We present a novel hybrid quantum/classical approach to the calculation of charged excitations in molecular solids based on the many-body Greens function GW formalism. Molecules described at the GW level are embedded into the crystalline environment modeled with an accurate classical polarizable scheme. This allows the calculation of electron addition and removal energies in the bulk and at crystal surfaces where charged excitations are probed in photoelectron experiments.
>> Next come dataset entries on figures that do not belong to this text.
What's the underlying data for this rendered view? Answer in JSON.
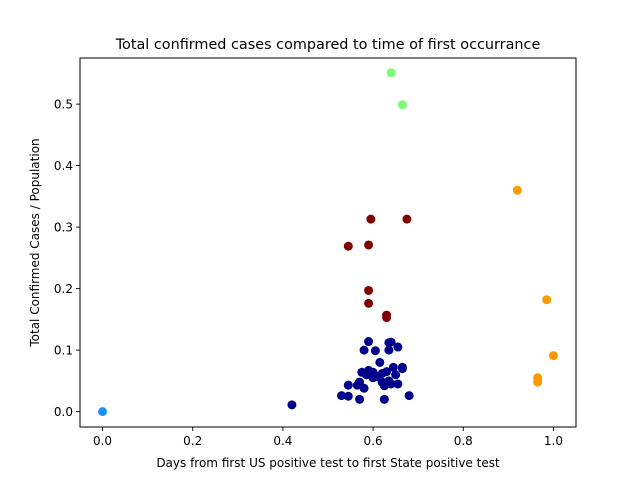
{
  "chart_data": {
    "type": "scatter",
    "title": "Total confirmed cases compared to time of first occurrance",
    "xlabel": "Days from first US positive test to first State positive test",
    "ylabel": "Total Confirmed Cases / Population",
    "xlim": [
      -0.05,
      1.05
    ],
    "ylim": [
      -0.025,
      0.575
    ],
    "x_ticks": [
      0.0,
      0.2,
      0.4,
      0.6,
      0.8,
      1.0
    ],
    "x_tick_labels": [
      "0.0",
      "0.2",
      "0.4",
      "0.6",
      "0.8",
      "1.0"
    ],
    "y_ticks": [
      0.0,
      0.1,
      0.2,
      0.3,
      0.4,
      0.5
    ],
    "y_tick_labels": [
      "0.0",
      "0.1",
      "0.2",
      "0.3",
      "0.4",
      "0.5"
    ],
    "grid": false,
    "legend": "none",
    "clusters": [
      {
        "color": "#1e90ff",
        "points": [
          [
            0.0,
            0.0
          ]
        ]
      },
      {
        "color": "#00008b",
        "points": [
          [
            0.42,
            0.011
          ],
          [
            0.53,
            0.026
          ],
          [
            0.545,
            0.025
          ],
          [
            0.545,
            0.043
          ],
          [
            0.57,
            0.02
          ],
          [
            0.57,
            0.048
          ],
          [
            0.575,
            0.064
          ],
          [
            0.58,
            0.038
          ],
          [
            0.58,
            0.1
          ],
          [
            0.585,
            0.06
          ],
          [
            0.59,
            0.067
          ],
          [
            0.59,
            0.114
          ],
          [
            0.6,
            0.055
          ],
          [
            0.6,
            0.064
          ],
          [
            0.605,
            0.099
          ],
          [
            0.61,
            0.057
          ],
          [
            0.615,
            0.08
          ],
          [
            0.62,
            0.062
          ],
          [
            0.62,
            0.048
          ],
          [
            0.625,
            0.042
          ],
          [
            0.625,
            0.02
          ],
          [
            0.63,
            0.065
          ],
          [
            0.635,
            0.05
          ],
          [
            0.635,
            0.112
          ],
          [
            0.635,
            0.1
          ],
          [
            0.64,
            0.113
          ],
          [
            0.64,
            0.045
          ],
          [
            0.645,
            0.072
          ],
          [
            0.65,
            0.06
          ],
          [
            0.655,
            0.045
          ],
          [
            0.655,
            0.105
          ],
          [
            0.665,
            0.072
          ],
          [
            0.665,
            0.07
          ],
          [
            0.68,
            0.026
          ],
          [
            0.565,
            0.043
          ],
          [
            0.6,
            0.058
          ]
        ]
      },
      {
        "color": "#800000",
        "points": [
          [
            0.545,
            0.269
          ],
          [
            0.59,
            0.271
          ],
          [
            0.59,
            0.197
          ],
          [
            0.59,
            0.176
          ],
          [
            0.595,
            0.313
          ],
          [
            0.63,
            0.157
          ],
          [
            0.63,
            0.153
          ],
          [
            0.675,
            0.313
          ]
        ]
      },
      {
        "color": "#7cfc74",
        "points": [
          [
            0.64,
            0.551
          ],
          [
            0.665,
            0.499
          ]
        ]
      },
      {
        "color": "#ff9900",
        "points": [
          [
            0.92,
            0.36
          ],
          [
            0.985,
            0.182
          ],
          [
            1.0,
            0.091
          ],
          [
            0.965,
            0.055
          ],
          [
            0.965,
            0.048
          ]
        ]
      }
    ]
  }
}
By considering the paradigmatic case of pentacene and perfluoropentacene crystals, we discuss the different contributions from intermolecular interactions to electronic energy levels, distinguishing between polarization, which is accounted for combining quantum and classical polarizabilities, and crystal field effects, that can impact energy levels by up to ±0.6 eV. After introducing band dispersion, we achieve quantitative agreement (within 0.2 eV) on the ionization potential and electron affinity measured at pentacene and perfluoropentacene crystal surfaces characterized by standing molecules.

On the nature of the singlet and triplet excitations mediating thermally activated delayed fluorescence (Conference Presentation)

Thermally Activated Delayed Fluorescence (TADF) process is the new paradigm for Organic Light-Emitting Diodes (OLEDs). Despite all the efforts, a complete mechanistic understanding of TADF materials has not been fully uncovered yet. Part of the complexity arises from the apparent dichotomy between the need for small energy difference between the lowest singlet and triplet excited states (EST) which has to carry a significant charge transfer (CT) character; and for a significant spin-orbit coupling which according to El-Sayed rules requires the involved singlet and triplet excited states to have very different natures. In this contribution, we will show: (i) How the nature of these excited can be characterized and how this nature can be tuned by varying the nature of the electron donating (D) or accepting (A) units in D-A(-D) compounds. (ii) How this dichotomy can be resolved once accounting in a fully atomistic model of reference carbazole derivatives for thermal fluctuations of the molecular conformations and discrete electronic polarization effects in amorphous films. For both topics, we will demonstrate that, electronic excitations involved in the TADF process have a mixed CT-locally excited character being dynamically tuned by torsional vibrational modes and that overall, the conversion of triplet-to-singlet is a dynamic process gated by conformational fluctuations.